The state Monday reported 14,534 active cases, down from 16,223 active cases Thursday and 29,744 active cases on Sept. 16 when the state’s delta variant wave first peaked.

DHHR’s County Alert System map shows 32 counties still in the red for the most severe infection rates and percent of positivity. Another 18 counties have stepped down to orange, the next-to-worst category, with two counties in the gold, one county in the yellow, and Pocahontas and Tucker counties in the green.

Inpatient and ICU bed usage is also coming down in West Virginia. According to the U.S. Department of Health and Human Services, inpatient bed usage dropped from 4,920 to 4,653 over the last seven days, or from 89.2% statewide total occupancy to 77.68%. Only 18.32% of inpatient beds in use are for treating people with severe COVID-19 infections.

ICU bed usage dropped slightly over the same period of time, from 590 ICU beds to 582, or 86.38% statewide ICU usage to 85.09%. However, COVID-19 patients are the ones taking up a significant portion of ICU beds. More than 45% of the state’s ICU beds in use are because of COVID-19 patients.

“They’re down a little bit, but not much,” Justice said. “All of this tells us just this: It seems like we’re in a hold pattern right at the peak, but it looks like that hold pattern could absolutely start flowing our way.”

According to DHHR, 81.5% of those hospitalized for COVID-19 in West Virginia are unvaccinated, with 87.1% of ICU hospitalizations being unvaccinated people. Even though the vaccines have proven effective, Justice said that the number of vaccinated people in hospitals combined with the number of older and vulnerable West Virginians as much as 10 months out from their last shot prove the need for boosters.

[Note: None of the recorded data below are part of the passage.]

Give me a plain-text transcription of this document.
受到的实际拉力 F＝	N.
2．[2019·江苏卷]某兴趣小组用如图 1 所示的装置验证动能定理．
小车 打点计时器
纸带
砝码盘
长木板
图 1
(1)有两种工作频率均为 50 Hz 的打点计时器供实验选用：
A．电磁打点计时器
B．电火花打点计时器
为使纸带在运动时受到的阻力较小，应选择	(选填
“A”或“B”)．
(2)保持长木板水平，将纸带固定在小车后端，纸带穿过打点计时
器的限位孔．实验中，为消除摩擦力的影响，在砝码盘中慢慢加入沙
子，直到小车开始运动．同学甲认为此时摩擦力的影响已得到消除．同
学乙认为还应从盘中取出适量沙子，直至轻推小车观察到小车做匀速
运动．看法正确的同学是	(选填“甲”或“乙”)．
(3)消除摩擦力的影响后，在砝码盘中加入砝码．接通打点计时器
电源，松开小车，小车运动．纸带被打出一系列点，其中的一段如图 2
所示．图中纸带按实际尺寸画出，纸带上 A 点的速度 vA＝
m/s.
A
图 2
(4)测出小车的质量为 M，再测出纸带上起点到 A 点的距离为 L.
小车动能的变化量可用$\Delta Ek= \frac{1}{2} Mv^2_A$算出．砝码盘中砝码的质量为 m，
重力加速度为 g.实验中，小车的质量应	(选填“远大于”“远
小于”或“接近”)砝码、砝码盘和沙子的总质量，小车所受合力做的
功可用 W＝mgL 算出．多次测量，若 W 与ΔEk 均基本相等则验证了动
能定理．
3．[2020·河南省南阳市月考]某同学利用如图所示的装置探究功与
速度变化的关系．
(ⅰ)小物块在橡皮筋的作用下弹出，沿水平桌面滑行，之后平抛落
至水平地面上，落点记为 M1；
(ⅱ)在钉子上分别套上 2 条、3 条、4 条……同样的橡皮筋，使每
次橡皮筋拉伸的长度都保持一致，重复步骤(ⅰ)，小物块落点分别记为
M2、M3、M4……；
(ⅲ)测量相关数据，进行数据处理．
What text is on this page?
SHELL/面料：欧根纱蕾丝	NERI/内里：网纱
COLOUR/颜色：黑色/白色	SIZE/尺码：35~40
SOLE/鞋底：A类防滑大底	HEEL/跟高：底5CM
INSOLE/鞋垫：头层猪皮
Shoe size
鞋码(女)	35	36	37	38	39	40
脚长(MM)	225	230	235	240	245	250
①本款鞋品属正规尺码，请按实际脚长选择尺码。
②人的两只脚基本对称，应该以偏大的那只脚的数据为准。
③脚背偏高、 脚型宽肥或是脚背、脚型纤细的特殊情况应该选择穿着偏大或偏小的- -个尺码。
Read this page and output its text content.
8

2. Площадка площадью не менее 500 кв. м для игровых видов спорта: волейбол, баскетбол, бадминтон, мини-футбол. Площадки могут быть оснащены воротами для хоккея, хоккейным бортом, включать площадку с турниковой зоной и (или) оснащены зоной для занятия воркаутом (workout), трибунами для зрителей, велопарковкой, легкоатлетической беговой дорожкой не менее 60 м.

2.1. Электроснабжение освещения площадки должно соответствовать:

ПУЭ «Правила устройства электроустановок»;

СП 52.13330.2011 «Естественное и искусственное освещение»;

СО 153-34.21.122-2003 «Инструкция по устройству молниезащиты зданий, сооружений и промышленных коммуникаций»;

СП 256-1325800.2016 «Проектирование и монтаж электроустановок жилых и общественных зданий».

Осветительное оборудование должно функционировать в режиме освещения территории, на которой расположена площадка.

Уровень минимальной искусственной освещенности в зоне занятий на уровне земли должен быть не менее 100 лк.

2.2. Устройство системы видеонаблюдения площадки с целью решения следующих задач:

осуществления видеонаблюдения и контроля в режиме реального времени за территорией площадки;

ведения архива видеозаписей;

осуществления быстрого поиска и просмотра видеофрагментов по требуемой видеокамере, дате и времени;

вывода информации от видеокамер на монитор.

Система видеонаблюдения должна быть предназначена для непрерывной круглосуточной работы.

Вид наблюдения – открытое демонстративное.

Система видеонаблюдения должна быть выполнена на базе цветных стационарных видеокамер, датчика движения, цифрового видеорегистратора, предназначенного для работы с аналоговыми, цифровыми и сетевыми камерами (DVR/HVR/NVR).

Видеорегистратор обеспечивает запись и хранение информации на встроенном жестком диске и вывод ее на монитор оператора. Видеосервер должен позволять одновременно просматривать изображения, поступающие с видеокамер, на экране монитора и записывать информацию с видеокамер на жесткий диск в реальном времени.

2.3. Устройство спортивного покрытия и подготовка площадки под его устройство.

“If 20% of the people in the hospitals…are fully vaccinated, what does that tell us? It tells us we really need the booster shots,” Justice said. “Because those who are fully vaccinated, if they’re out past six months, the effectiveness is wearing down.”

The U.S. Centers for Disease Control recommended Pfizer booster shots last week for those age 65 and older, those age 18 and older in long-term care settings and people ages 50-64 with underlying medical conditions. The CDC also said those ages 18-49 with underlying medical conditions and people ages 18-64 at greater risk of COVID exposure due to their jobs may be eligible for boosters.

“We’ve had good success with the booster being rolled out,” said James Hoyer, leader of the state joint interagency vaccine task force. “A lot of people work behind-the-scenes to make sure those shots are in the right places across the state of West Virginia so they can go easily into the arms of those who will take them, whether they need a third dose, a booster dose or a first dose.”

So far, only 64.3% of eligible West Virginians age 12 and older have at least one shot of either the two-dose Pfizer or Modern vaccines. Only 56.4% of West Virginians are fully vaccinated with either Pfizer, Modern, or the single-dose Johnson and Johnson vaccine. More than 18,000 total doses have been administered over the last seven days.